A police raid on the office of a Port Angeles defense lawyer last week was outrageous, unnecessary and holds frightening implications, says an official of a state criminal-defense-lawyer group.

"This is turning justice on its head," said Lenell Nussbaum of the Washington Association of Criminal Defense Lawyers. "Prosecutors are beginning to believe that because lawyers represent criminals, they themselves are criminals."

On Thursday, Clallam County sheriff's deputies carrying a search warrant combed through desks, filing cabinets and records at the office of attorney Karen Unger. Papers filed in court Monday say they were searching for $1,500 stolen from a Port Angeles man last month.

Prosecutors say they believe Unger got the money from Stacey Richards, 40, of Port Angeles, who has been charged with stealing $20,000 from her father's safe.

Unger referred questions to Ron Ness, an attorney representing her, who called the raid a "personal vendetta" against Unger for her tenacious work on behalf of criminal defendants. "She's a very aggressive defense attorney and doesn't kowtow to the prosecutors."

Clallam County Prosecutor Dave Bruneau yesterday dismissed that allegation as "silliness."

"Most, if not all, criminal-defense lawyers are irritating," he said. "That's no reason for anyone to search their offices."

Court papers indicate Unger herself may be considered a criminal suspect if she possesses stolen property, but she has not been charged and Bruneau would not comment on whether charges are contemplated.

Ness said Unger is contemplating a federal civil-rights lawsuit against those who conducted the raid. Her practice was damaged, he said, because deputies could have seen confidential information dealing with numerous clients.

Bruneau said law offices should not be off-limits to crime investigators. "Some people may want to characterize this as rogue cops running amok, but that's not the case."

The search was authorized by an Island County Superior Court judge after a judge in Clallam County said it would be improper.

According to court papers, Richards told detectives she paid $1,500 in $100 bills to Unger shortly after the theft to cover legal fees for a friend in jail on an unrelated case.

Bruneau said it was a reasonable conclusion that the money paid to Unger was stolen property and deputies had a right to look for it. Detectives felt the cash might be recognizable because of the distinct way the stolen $100 bills had been folded.

In turning down the search-warrant request, however, Clallam County Superior Court Judge Ken Williams said deputies could not show probable cause that Unger still had the $100 bills, because she likely would have deposited them in a bank account.

Because searching an attorney's office could expose sensitive documents, Williams advised deputies to contact Unger and ask her to provide the evidence if she had it.

After an unsuccessful visit with Unger, Bruneau said, detectives again applied for the search warrant - this time in Island County.

Ness accused prosecutors of shopping around for a judge who would agree with them; Bruneau said he wanted a judge who had not already taken a position.
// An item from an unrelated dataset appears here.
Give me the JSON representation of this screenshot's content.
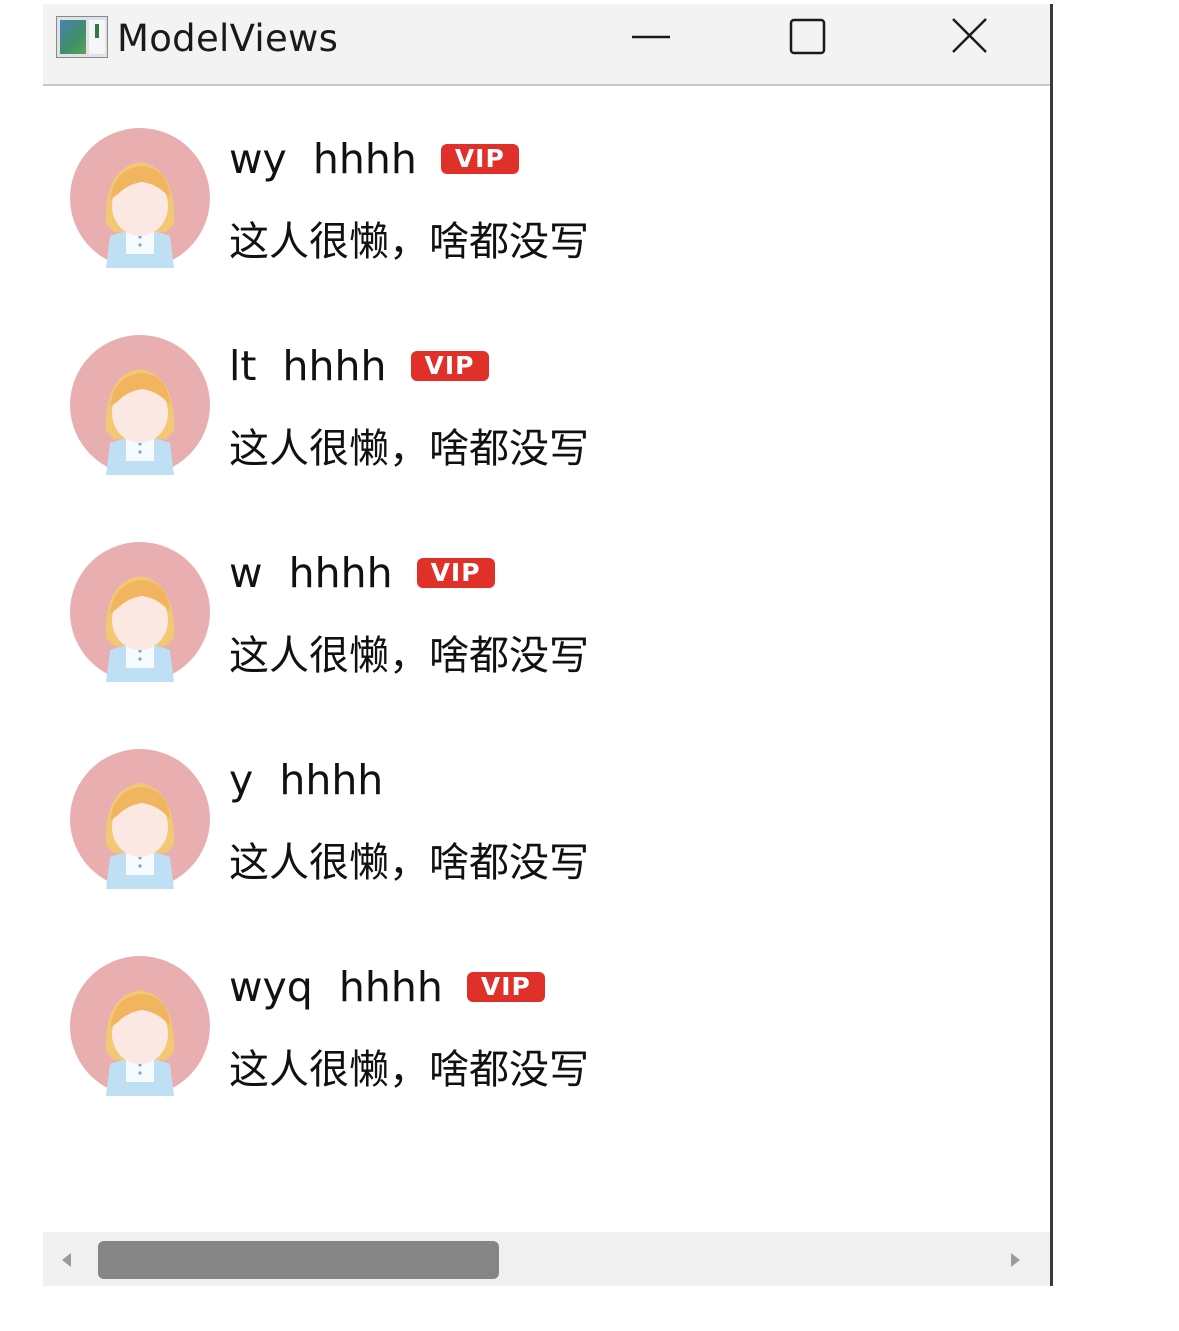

One issue under debate is whether at the time of the search, the woman being investigated was a client of Unger's.

Bruneau says that because no theft charges had been filed against Richards and the money was paid for someone else's legal fees, Unger did not, at that point, have a confidential attorney-client relationship with Richards. Instead, he regards Unger as a material witness in the theft case.

Unger, however, said Bruneau has no way of knowing or proving when her attorney-client relationship with Richards began.

Of particular concern to the defense-lawyer group, Nussbaum said, is that if Bruneau's action goes unchallenged, any attorney with a client charged with theft might risk a police search on the grounds that fees might be paid with stolen money.

Nussbaum, past president of the group and now head of its public-education committee, said she knows of no other case in the state in which a criminal-defense lawyer's office was searched for evidence.

Bruneau, however, said it has been done twice before in Clallam County in his 15 years as prosecutor there.